All conversations in DICES-350 and a sample of 400 conversations in DICES-990 underwent assessment by in-house experts to evaluate their level of harm and discussion topics. About 22% of the conversations covered racial topics, with political topics at 14%, gendered topics at 10%, and 7% each for misinformation and medical topics. Over 40% of the conversations were rated as benign, while the remaining 60% were evenly divided between debatable, moderate, and extreme in terms of harm level, with most benign conversations labeled as banter. In DICES-350, all conversations also received gold ratings for safety by trust and safety experts. At the same time, DICES-990 lacked gold ratings, with only a random sample of 400 conversations rated for topic and degree of harm (see Figure 2).

The paper and dataset contain more details than what’s shown in the summary, such as aggregated ratings, which were generated from all granular safety ratings. They include a single aggregated overall safety rating (“Q_overall”) and aggregated ratings for the three safety categories that the 16 more granular safety ratings correspond to: “Harmful content” (“Q2_harmful_content_overall”), “Unfair bias” (“Q3_bias_overall”) and “Safety policy violations” (“Q6_policy_guidelines_overall”). It also contains granular safety ratings—Raters’ answers to the 16 (DICES-350) or 24 (DICES-990) safety questions spread across five categories of safety: “harmful content” (Q2.1–Q2.9), “unfair bias” (Q3.1–Q3.5), “misinformation” (Q4), “political affiliation” (Q5) and “safety policy violations” (Q6.1–Q6.3).

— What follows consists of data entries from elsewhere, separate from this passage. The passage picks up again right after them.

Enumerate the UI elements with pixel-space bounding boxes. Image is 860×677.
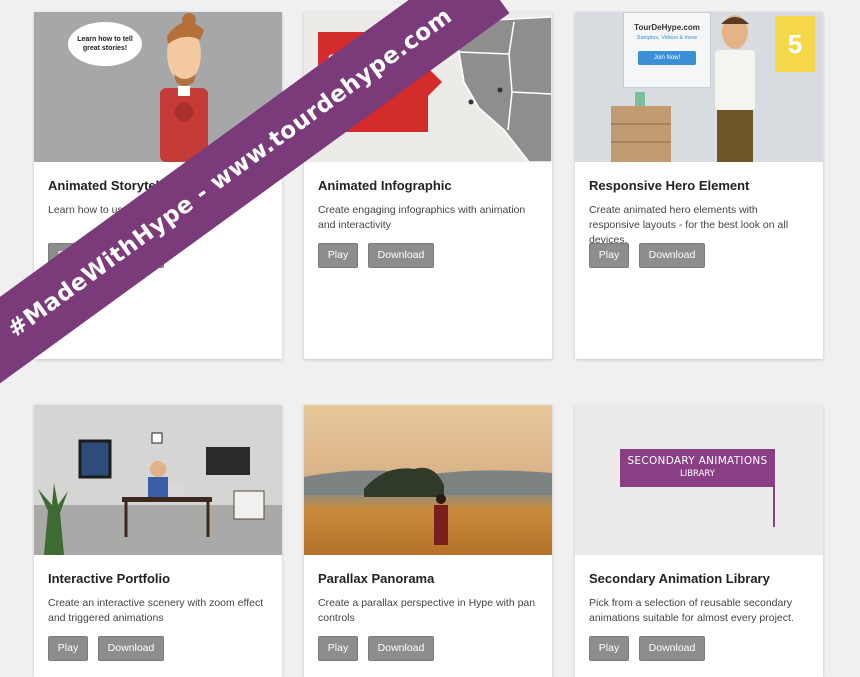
callout-arrow: [428, 68, 442, 96]
card-animated-storytelling: Learn how to tell great stories! Animate…: [34, 12, 282, 359]
card-title: Responsive Hero Element: [589, 178, 750, 193]
savanna-illustration: [304, 467, 552, 545]
thumbnail-animation-library[interactable]: SECONDARY ANIMATIONS LIBRARY: [575, 405, 823, 555]
thumbnail-portfolio[interactable]: [34, 405, 282, 555]
card-description: Create engaging infographics with animat…: [318, 204, 526, 231]
card-parallax-panorama: Parallax Panorama Create a parallax pers…: [304, 405, 552, 677]
card-responsive-hero: TourDeHype.com Samples, Videos & more Jo…: [575, 12, 823, 359]
thumbnail-storytelling[interactable]: Learn how to tell great stories!: [34, 12, 282, 162]
play-button[interactable]: Play: [48, 243, 88, 268]
thumbnail-panorama[interactable]: [304, 405, 552, 555]
download-button[interactable]: Download: [98, 636, 164, 661]
play-button[interactable]: Play: [48, 636, 88, 661]
download-button[interactable]: Download: [368, 636, 434, 661]
thumbnail-hero[interactable]: TourDeHype.com Samples, Videos & more Jo…: [575, 12, 823, 162]
download-button[interactable]: Download: [98, 243, 164, 268]
download-button[interactable]: Download: [639, 636, 705, 661]
card-animated-infographic: CLICK ONE OF THE STATE WITH ICON TO SEE …: [304, 12, 552, 359]
library-label-stem: [773, 487, 775, 527]
library-label: SECONDARY ANIMATIONS LIBRARY: [620, 449, 775, 487]
card-interactive-portfolio: Interactive Portfolio Create an interact…: [34, 405, 282, 677]
play-button[interactable]: Play: [589, 636, 629, 661]
play-button[interactable]: Play: [318, 636, 358, 661]
download-button[interactable]: Download: [368, 243, 434, 268]
state-callout: CLICK ONE OF THE STATE WITH ICON TO SEE …: [318, 32, 428, 132]
thumbnail-infographic[interactable]: CLICK ONE OF THE STATE WITH ICON TO SEE …: [304, 12, 552, 162]
office-illustration: [34, 432, 282, 555]
card-title: Secondary Animation Library: [589, 571, 770, 586]
card-description: Pick from a selection of reusable second…: [589, 597, 794, 624]
card-description: Create an interactive scenery with zoom …: [48, 597, 264, 624]
hero-illustration: [611, 15, 755, 162]
play-button[interactable]: Play: [318, 243, 358, 268]
card-secondary-animation-library: SECONDARY ANIMATIONS LIBRARY Secondary A…: [575, 405, 823, 677]
card-description: Create animated hero elements with respo…: [589, 204, 789, 246]
storyteller-illustration: [160, 13, 208, 162]
card-description: Learn how to use animations to bring: [48, 204, 221, 216]
card-title: Interactive Portfolio: [48, 571, 171, 586]
play-button[interactable]: Play: [589, 243, 629, 268]
download-button[interactable]: Download: [639, 243, 705, 268]
card-title: Parallax Panorama: [318, 571, 435, 586]
card-description: Create a parallax perspective in Hype wi…: [318, 597, 536, 624]
card-title: Animated Storytelling: [48, 178, 183, 193]
card-title: Animated Infographic: [318, 178, 452, 193]
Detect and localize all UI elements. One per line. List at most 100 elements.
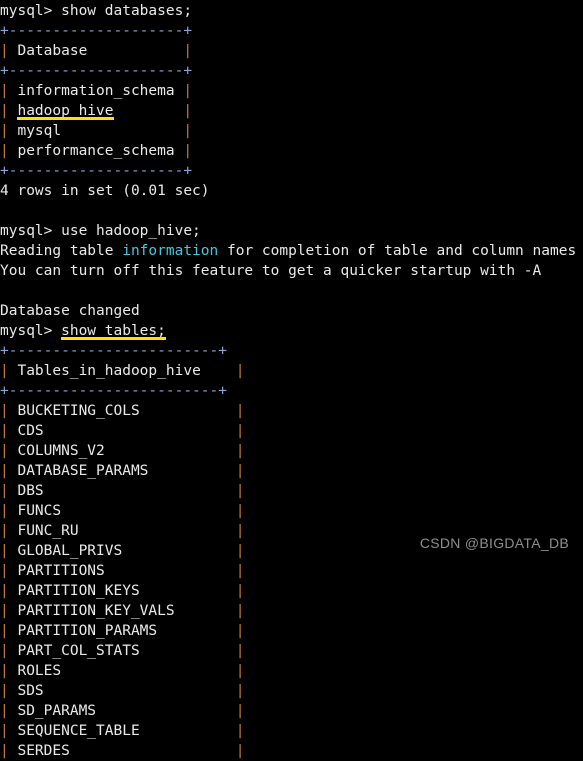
table-pipe-left: | (0, 583, 9, 599)
tbl-row-1: | BUCKETING_COLS | (0, 401, 576, 421)
table-pipe-right: | (235, 723, 245, 739)
tbl-border-mid: +------------------------+ (0, 381, 576, 401)
cell-padding (96, 703, 236, 719)
cell-value: SEQUENCE_TABLE (17, 723, 140, 739)
cell-value: DBS (17, 483, 44, 499)
table-pipe-left: | (0, 623, 9, 639)
cell-padding (105, 563, 236, 579)
command-text: use hadoop_hive; (61, 223, 201, 239)
table-pipe-right: | (235, 423, 245, 439)
cell-leading-space (9, 643, 18, 659)
table-pipe-left: | (0, 43, 9, 59)
cell-value: performance_schema (17, 143, 175, 159)
table-pipe-left: | (0, 483, 9, 499)
table-pipe-left: | (0, 83, 9, 99)
cell-value: CDS (17, 423, 44, 439)
command-text-highlighted: show tables; (61, 323, 166, 339)
cell-value: Tables_in_hadoop_hive (17, 363, 201, 379)
cell-padding (140, 403, 236, 419)
cell-leading-space (9, 583, 18, 599)
cell-value: SD_PARAMS (17, 703, 97, 719)
db-border-mid: +--------------------+ (0, 61, 576, 81)
table-pipe-right: | (235, 523, 245, 539)
cell-leading-space (9, 723, 18, 739)
table-pipe-left: | (0, 503, 9, 519)
shell-prompt: mysql> (0, 3, 62, 19)
table-corner-left: + (0, 343, 9, 359)
output-text: You can turn off this feature to get a q… (0, 263, 542, 279)
notice-reading-table: Reading table information for completion… (0, 241, 576, 261)
table-pipe-right: | (183, 103, 193, 119)
tbl-row-17: | SEQUENCE_TABLE | (0, 721, 576, 741)
tbl-row-6: | FUNCS | (0, 501, 576, 521)
cell-leading-space (9, 663, 18, 679)
cell-padding (105, 443, 236, 459)
blank-2 (0, 281, 576, 301)
cell-padding (175, 603, 236, 619)
cell-value: PARTITION_KEYS (17, 583, 140, 599)
cell-padding (61, 663, 236, 679)
cell-value: PARTITION_KEY_VALS (17, 603, 175, 619)
table-pipe-right: | (235, 483, 245, 499)
tbl-row-10: | PARTITION_KEYS | (0, 581, 576, 601)
cell-value: PARTITION_PARAMS (17, 623, 158, 639)
tbl-row-5: | DBS | (0, 481, 576, 501)
cell-value: SDS (17, 683, 44, 699)
cell-value: DATABASE_PARAMS (17, 463, 149, 479)
cell-padding (201, 363, 236, 379)
db-border-bottom: +--------------------+ (0, 161, 576, 181)
table-corner-right: + (183, 63, 193, 79)
table-pipe-left: | (0, 663, 9, 679)
tbl-header-row: | Tables_in_hadoop_hive | (0, 361, 576, 381)
cell-value: mysql (17, 123, 62, 139)
cell-leading-space (9, 683, 18, 699)
tbl-row-16: | SD_PARAMS | (0, 701, 576, 721)
cell-value: SERDES (17, 743, 70, 759)
table-horizontal-rule: -------------------- (8, 163, 184, 179)
table-corner-right: + (218, 383, 227, 399)
cell-value: information_schema (17, 83, 175, 99)
cmd-show-tables[interactable]: mysql> show tables; (0, 321, 576, 341)
table-pipe-left: | (0, 443, 9, 459)
watermark-label: CSDN @BIGDATA_DB (419, 535, 569, 551)
cmd-show-databases[interactable]: mysql> show databases; (0, 1, 576, 21)
table-pipe-left: | (0, 403, 9, 419)
tbl-border-top: +------------------------+ (0, 341, 576, 361)
table-pipe-left: | (0, 743, 9, 759)
db-row-2: | hadoop_hive | (0, 101, 576, 121)
table-pipe-left: | (0, 723, 9, 739)
db-header-row: | Database | (0, 41, 576, 61)
table-pipe-right: | (235, 403, 245, 419)
tbl-row-11: | PARTITION_KEY_VALS | (0, 601, 576, 621)
cmd-use-db[interactable]: mysql> use hadoop_hive; (0, 221, 576, 241)
cell-padding (70, 743, 236, 759)
table-pipe-right: | (235, 583, 245, 599)
table-pipe-right: | (235, 563, 245, 579)
table-pipe-right: | (235, 743, 245, 759)
cell-value: PARTITIONS (17, 563, 105, 579)
tbl-row-15: | SDS | (0, 681, 576, 701)
cell-padding (122, 543, 236, 559)
cell-value-highlighted: hadoop_hive (17, 103, 114, 119)
cell-padding (114, 103, 184, 119)
cell-padding (44, 483, 236, 499)
table-corner-left: + (0, 23, 9, 39)
shell-prompt: mysql> (0, 323, 62, 339)
cell-padding (140, 583, 236, 599)
table-pipe-right: | (183, 43, 193, 59)
table-horizontal-rule: ------------------------ (8, 343, 219, 359)
cell-leading-space (9, 623, 18, 639)
table-pipe-left: | (0, 103, 9, 119)
notice-text-emphasis: information (122, 243, 219, 259)
table-pipe-right: | (235, 463, 245, 479)
output-text: Database changed (0, 303, 140, 319)
table-pipe-left: | (0, 363, 9, 379)
table-pipe-right: | (235, 443, 245, 459)
tbl-row-13: | PART_COL_STATS | (0, 641, 576, 661)
table-corner-left: + (0, 383, 9, 399)
cell-leading-space (9, 603, 18, 619)
terminal-window[interactable]: mysql> show databases; +-----------------… (0, 0, 583, 759)
tbl-row-12: | PARTITION_PARAMS | (0, 621, 576, 641)
table-pipe-left: | (0, 143, 9, 159)
table-horizontal-rule: -------------------- (8, 23, 184, 39)
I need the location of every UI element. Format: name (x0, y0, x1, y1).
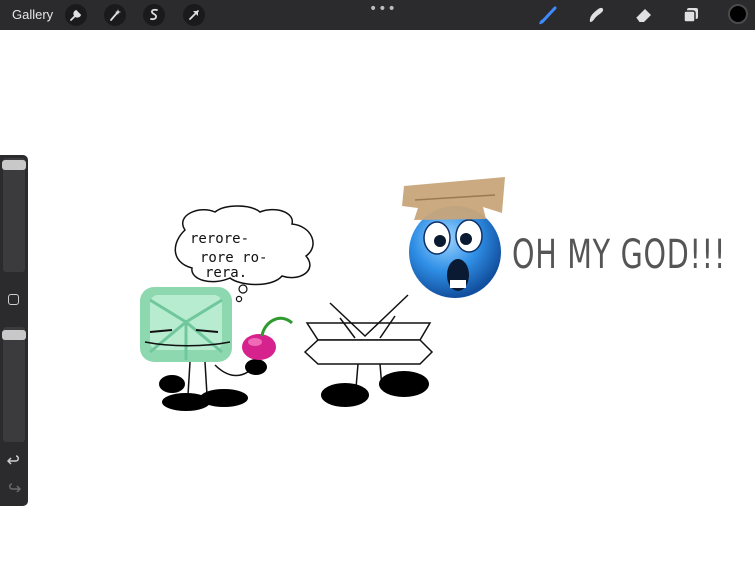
gem-character (140, 287, 294, 411)
bubble-line-2: rore ro- (200, 250, 267, 266)
bubble-line-1: rerore- (190, 231, 249, 247)
exclamation-text: OH MY GOD!!! (512, 232, 726, 278)
shocked-emoji (402, 177, 505, 298)
table-character (303, 294, 434, 407)
bubble-line-3: rera. (205, 265, 247, 281)
drawing-canvas[interactable]: rerore- rore ro- rera. OH MY GOD!!! (0, 0, 755, 566)
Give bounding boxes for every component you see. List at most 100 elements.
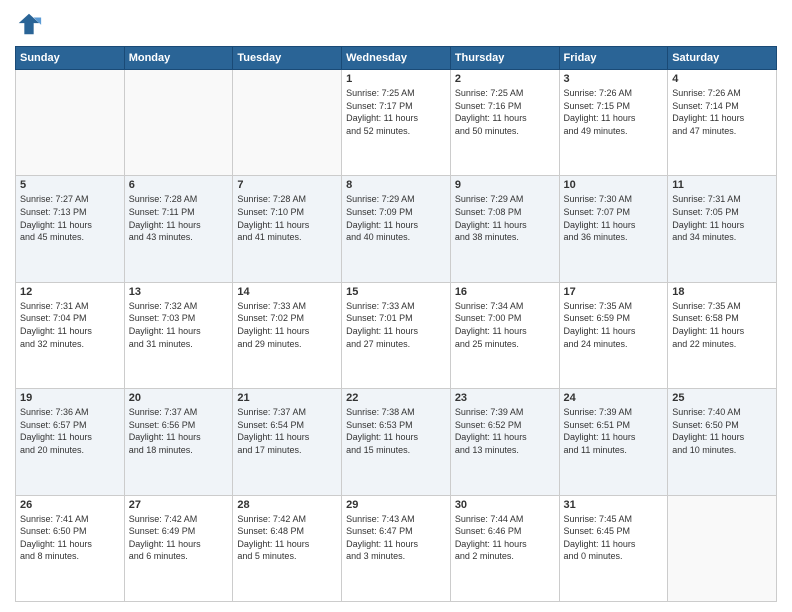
logo bbox=[15, 10, 47, 38]
day-number: 23 bbox=[455, 392, 555, 404]
day-info: Sunrise: 7:28 AM Sunset: 7:11 PM Dayligh… bbox=[129, 193, 229, 243]
day-info: Sunrise: 7:27 AM Sunset: 7:13 PM Dayligh… bbox=[20, 193, 120, 243]
day-number: 26 bbox=[20, 499, 120, 511]
calendar-cell: 12 Sunrise: 7:31 AM Sunset: 7:04 PM Dayli… bbox=[16, 282, 125, 388]
day-info: Sunrise: 7:29 AM Sunset: 7:08 PM Dayligh… bbox=[455, 193, 555, 243]
calendar-cell: 22Sunrise: 7:38 AM Sunset: 6:53 PM Dayli… bbox=[342, 389, 451, 495]
calendar-week-row: 1 Sunrise: 7:25 AM Sunset: 7:17 PM Daylig… bbox=[16, 70, 777, 176]
day-number: 25 bbox=[672, 392, 772, 404]
calendar-cell: 1 Sunrise: 7:25 AM Sunset: 7:17 PM Daylig… bbox=[342, 70, 451, 176]
calendar-cell: 24 Sunrise: 7:39 AM Sunset: 6:51 PM Dayli… bbox=[559, 389, 668, 495]
day-number: 24 bbox=[564, 392, 664, 404]
calendar-cell: 14 Sunrise: 7:33 AM Sunset: 7:02 PM Dayli… bbox=[233, 282, 342, 388]
day-info: Sunrise: 7:26 AM Sunset: 7:15 PM Dayligh… bbox=[564, 87, 664, 137]
day-info: Sunrise: 7:43 AM Sunset: 6:47 PM Dayligh… bbox=[346, 513, 446, 563]
day-number: 21 bbox=[237, 392, 337, 404]
calendar-cell: 15Sunrise: 7:33 AM Sunset: 7:01 PM Dayli… bbox=[342, 282, 451, 388]
day-info: Sunrise: 7:31 AM Sunset: 7:05 PM Dayligh… bbox=[672, 193, 772, 243]
calendar-cell: 9 Sunrise: 7:29 AM Sunset: 7:08 PM Daylig… bbox=[450, 176, 559, 282]
weekday-header-friday: Friday bbox=[559, 47, 668, 70]
calendar-cell: 4 Sunrise: 7:26 AM Sunset: 7:14 PM Daylig… bbox=[668, 70, 777, 176]
weekday-header-wednesday: Wednesday bbox=[342, 47, 451, 70]
calendar-cell bbox=[668, 495, 777, 601]
day-info: Sunrise: 7:45 AM Sunset: 6:45 PM Dayligh… bbox=[564, 513, 664, 563]
weekday-header-sunday: Sunday bbox=[16, 47, 125, 70]
weekday-header-monday: Monday bbox=[124, 47, 233, 70]
day-number: 10 bbox=[564, 179, 664, 191]
day-number: 5 bbox=[20, 179, 120, 191]
day-number: 16 bbox=[455, 286, 555, 298]
day-info: Sunrise: 7:35 AM Sunset: 6:59 PM Dayligh… bbox=[564, 300, 664, 350]
day-info: Sunrise: 7:32 AM Sunset: 7:03 PM Dayligh… bbox=[129, 300, 229, 350]
weekday-header-thursday: Thursday bbox=[450, 47, 559, 70]
calendar-cell: 17 Sunrise: 7:35 AM Sunset: 6:59 PM Dayli… bbox=[559, 282, 668, 388]
day-number: 31 bbox=[564, 499, 664, 511]
calendar-cell bbox=[124, 70, 233, 176]
day-info: Sunrise: 7:33 AM Sunset: 7:02 PM Dayligh… bbox=[237, 300, 337, 350]
day-number: 4 bbox=[672, 73, 772, 85]
day-number: 12 bbox=[20, 286, 120, 298]
calendar-cell: 6 Sunrise: 7:28 AM Sunset: 7:11 PM Daylig… bbox=[124, 176, 233, 282]
day-number: 22 bbox=[346, 392, 446, 404]
calendar-cell: 3 Sunrise: 7:26 AM Sunset: 7:15 PM Daylig… bbox=[559, 70, 668, 176]
day-info: Sunrise: 7:35 AM Sunset: 6:58 PM Dayligh… bbox=[672, 300, 772, 350]
header bbox=[15, 10, 777, 38]
day-info: Sunrise: 7:39 AM Sunset: 6:51 PM Dayligh… bbox=[564, 406, 664, 456]
calendar-cell: 13 Sunrise: 7:32 AM Sunset: 7:03 PM Dayli… bbox=[124, 282, 233, 388]
day-info: Sunrise: 7:44 AM Sunset: 6:46 PM Dayligh… bbox=[455, 513, 555, 563]
day-number: 8 bbox=[346, 179, 446, 191]
day-info: Sunrise: 7:42 AM Sunset: 6:49 PM Dayligh… bbox=[129, 513, 229, 563]
day-number: 9 bbox=[455, 179, 555, 191]
day-number: 19 bbox=[20, 392, 120, 404]
page: SundayMondayTuesdayWednesdayThursdayFrid… bbox=[0, 0, 792, 612]
calendar-cell: 2Sunrise: 7:25 AM Sunset: 7:16 PM Daylig… bbox=[450, 70, 559, 176]
calendar-cell: 16Sunrise: 7:34 AM Sunset: 7:00 PM Dayli… bbox=[450, 282, 559, 388]
weekday-header-row: SundayMondayTuesdayWednesdayThursdayFrid… bbox=[16, 47, 777, 70]
day-number: 7 bbox=[237, 179, 337, 191]
day-number: 1 bbox=[346, 73, 446, 85]
calendar-table: SundayMondayTuesdayWednesdayThursdayFrid… bbox=[15, 46, 777, 602]
logo-icon bbox=[15, 10, 43, 38]
day-number: 20 bbox=[129, 392, 229, 404]
calendar-week-row: 5 Sunrise: 7:27 AM Sunset: 7:13 PM Daylig… bbox=[16, 176, 777, 282]
day-info: Sunrise: 7:25 AM Sunset: 7:16 PM Dayligh… bbox=[455, 87, 555, 137]
day-number: 3 bbox=[564, 73, 664, 85]
day-number: 14 bbox=[237, 286, 337, 298]
day-number: 17 bbox=[564, 286, 664, 298]
day-number: 29 bbox=[346, 499, 446, 511]
day-number: 27 bbox=[129, 499, 229, 511]
calendar-cell: 23 Sunrise: 7:39 AM Sunset: 6:52 PM Dayli… bbox=[450, 389, 559, 495]
day-number: 6 bbox=[129, 179, 229, 191]
day-number: 13 bbox=[129, 286, 229, 298]
day-info: Sunrise: 7:30 AM Sunset: 7:07 PM Dayligh… bbox=[564, 193, 664, 243]
day-info: Sunrise: 7:42 AM Sunset: 6:48 PM Dayligh… bbox=[237, 513, 337, 563]
day-number: 18 bbox=[672, 286, 772, 298]
calendar-cell: 5 Sunrise: 7:27 AM Sunset: 7:13 PM Daylig… bbox=[16, 176, 125, 282]
calendar-cell: 7 Sunrise: 7:28 AM Sunset: 7:10 PM Daylig… bbox=[233, 176, 342, 282]
weekday-header-tuesday: Tuesday bbox=[233, 47, 342, 70]
day-info: Sunrise: 7:25 AM Sunset: 7:17 PM Dayligh… bbox=[346, 87, 446, 137]
day-info: Sunrise: 7:28 AM Sunset: 7:10 PM Dayligh… bbox=[237, 193, 337, 243]
day-number: 28 bbox=[237, 499, 337, 511]
calendar-cell: 20Sunrise: 7:37 AM Sunset: 6:56 PM Dayli… bbox=[124, 389, 233, 495]
weekday-header-saturday: Saturday bbox=[668, 47, 777, 70]
calendar-week-row: 26 Sunrise: 7:41 AM Sunset: 6:50 PM Dayli… bbox=[16, 495, 777, 601]
day-info: Sunrise: 7:37 AM Sunset: 6:54 PM Dayligh… bbox=[237, 406, 337, 456]
day-info: Sunrise: 7:40 AM Sunset: 6:50 PM Dayligh… bbox=[672, 406, 772, 456]
day-number: 30 bbox=[455, 499, 555, 511]
calendar-cell: 28 Sunrise: 7:42 AM Sunset: 6:48 PM Dayli… bbox=[233, 495, 342, 601]
day-info: Sunrise: 7:31 AM Sunset: 7:04 PM Dayligh… bbox=[20, 300, 120, 350]
day-info: Sunrise: 7:41 AM Sunset: 6:50 PM Dayligh… bbox=[20, 513, 120, 563]
calendar-cell: 27 Sunrise: 7:42 AM Sunset: 6:49 PM Dayli… bbox=[124, 495, 233, 601]
day-info: Sunrise: 7:26 AM Sunset: 7:14 PM Dayligh… bbox=[672, 87, 772, 137]
calendar-cell: 26 Sunrise: 7:41 AM Sunset: 6:50 PM Dayli… bbox=[16, 495, 125, 601]
calendar-cell: 11Sunrise: 7:31 AM Sunset: 7:05 PM Dayli… bbox=[668, 176, 777, 282]
day-info: Sunrise: 7:29 AM Sunset: 7:09 PM Dayligh… bbox=[346, 193, 446, 243]
calendar-week-row: 12 Sunrise: 7:31 AM Sunset: 7:04 PM Dayli… bbox=[16, 282, 777, 388]
day-number: 15 bbox=[346, 286, 446, 298]
calendar-cell: 8 Sunrise: 7:29 AM Sunset: 7:09 PM Daylig… bbox=[342, 176, 451, 282]
calendar-cell: 25 Sunrise: 7:40 AM Sunset: 6:50 PM Dayli… bbox=[668, 389, 777, 495]
calendar-cell: 31 Sunrise: 7:45 AM Sunset: 6:45 PM Dayli… bbox=[559, 495, 668, 601]
day-info: Sunrise: 7:39 AM Sunset: 6:52 PM Dayligh… bbox=[455, 406, 555, 456]
calendar-cell: 30 Sunrise: 7:44 AM Sunset: 6:46 PM Dayli… bbox=[450, 495, 559, 601]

We refer to the data from the aggregated overall safety ratings in this paper for both brevity and illustrative purposes. However, it is worth emphasizing that the DICES dataset provides further opportunity for extensive, detailed analysis of specific safety-related categories and specific rated conversations.

Between the lines

The DICES dataset facilitates the evaluation of conversational AI system safety with a focus on diverse, subjective safety opinions from around 300 raters. This vast dataset, comprising over 2.5 million ratings, enables comprehensive exploration of safety evaluation themes, including ambiguity in safety assessments, rater disagreements among different groups, and fine-tuning strategies considering diverse safety perspectives. However, the dataset has limitations, such as a relatively small number of conversations and limited demographic categories. Addressing these issues and understanding and managing disagreements are subjects for future research. The dataset’s unique aspect is its collaboration between raters and experts to define “truth” in real-world scenarios, offering a valuable resource for the research community.